In the film, Henry (Ray Liotta) sole ambition beginning in childhood is to be a "wise guy," a member of the Mafia. He is in no way actually connected to The Family, but he's single-minded in his vision of a life as a mafioso. The film is based upon the real life Hill's story, told while in the Federal Witness Protection Program, to Nicholas Pileggi.

One could easily look over at Francis Ford Coppola and wonder why he wasn't given a crack at this material, and yet, upon further thought it becomes clear that Scorsese is truly the only director who could possibly direct a film with the authenticity and imagery of "Goodfellas." Hill's wife notes in the book based on their lives that she became so accustomed to living the mob life that it became normal to her. She was so deeply integrated into the circle that any other sort of living felt foreign to her.

That's precisely the beauty of "Goodfellas." While it is a dramatized account of Henry Hill's rise into the Mafia ranks, it is done with such complete research, such devotion to detail by Scorsese that it simultaneously feels like drama, documentary, and biopic combined with a touch of urban poetry. "Goodfellas" isn't so much about the events and actions of a mob figure. These things are only the tools that Scorsese uses to create what it truly feels like to be a mob figure.

Scorsese taps not only into the Pileggi book, but also his own life experiences sitting in his home, watching the gangsters across the street. He would sit in is window day after day after day. In some ways, he could do nothing but he could observe everything.

As in every Scorsese film, music is essential to communicating the story and the feelings of the film. Every transition is filled with music that takes the audience to a new place from Hill's early experiences to his rise through his ranks and, finally, through his own paranoia as the walls started closing in.

Liotta immerses himself in the role of Henry Hill. Henry Hill is truly the performance of Liotta's life, and his Oscar nomination was well deserved as we follow him from determined young man to rising star in the Mafia to fallen star and ultimately to betrayal. Liotta sparkles through this wide array of emotions, and his scenes with Lorraine Bracco as his wife are filled with passion and loyalty and romance and, yes, more betrayal. Likewise, as The Don, Paul Sorvino explodes on the screen along with Robert DeNiro as Jimmy and Danny Devito as Tommy.

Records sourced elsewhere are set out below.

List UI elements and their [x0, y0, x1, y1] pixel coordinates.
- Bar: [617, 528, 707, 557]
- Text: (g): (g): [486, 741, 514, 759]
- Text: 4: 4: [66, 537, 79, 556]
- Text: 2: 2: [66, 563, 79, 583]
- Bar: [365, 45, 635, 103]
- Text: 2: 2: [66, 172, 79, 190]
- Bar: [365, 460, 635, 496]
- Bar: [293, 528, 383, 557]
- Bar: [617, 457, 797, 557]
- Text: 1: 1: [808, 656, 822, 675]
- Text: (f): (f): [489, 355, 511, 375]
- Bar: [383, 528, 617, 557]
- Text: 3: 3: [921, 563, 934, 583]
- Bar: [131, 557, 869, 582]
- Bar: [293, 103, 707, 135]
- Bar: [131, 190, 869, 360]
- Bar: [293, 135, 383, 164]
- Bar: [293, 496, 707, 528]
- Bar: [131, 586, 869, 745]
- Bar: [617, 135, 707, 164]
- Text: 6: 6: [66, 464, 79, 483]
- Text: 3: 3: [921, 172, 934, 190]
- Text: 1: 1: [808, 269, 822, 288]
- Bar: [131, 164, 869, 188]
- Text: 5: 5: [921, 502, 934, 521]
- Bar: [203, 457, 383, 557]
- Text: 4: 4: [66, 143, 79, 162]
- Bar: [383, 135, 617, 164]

The miracle of "Goodfellas" is the regret we feel for Henry Hill, who has been so consumed by life in this Mafia family that when he ultimately betrays himself and his family everything he has ever wanted and dreamed of is finished. Becoming part of the Federal Witness Protection Program brings to an abrupt halt a life for which he certainly feels guilt, but the guilt is more about his own betrayal than it is any wrongdoing. It is a life he loved living, and there is literally no doubt he would choose to do so again.

If Scorsese somehow dies without finally winning his Oscar, hopefully he can rest in peace knowing that in his career he has created films that challenge, entertain, educate and inform like virtually no other director. "Goodfellas" is a brilliant film from a brilliant director, and the failure of the Academy to recognize it is a reflection only of their poor judgment.

In many ways, "Goodfellas" is Henry Hill's love song to his life in a Mafia family. Like every powerful love song, it is a song you will feel long after you have watched the film. Indeed, "Goodfellas" is Scorsese's "shoulda won the Oscar" film.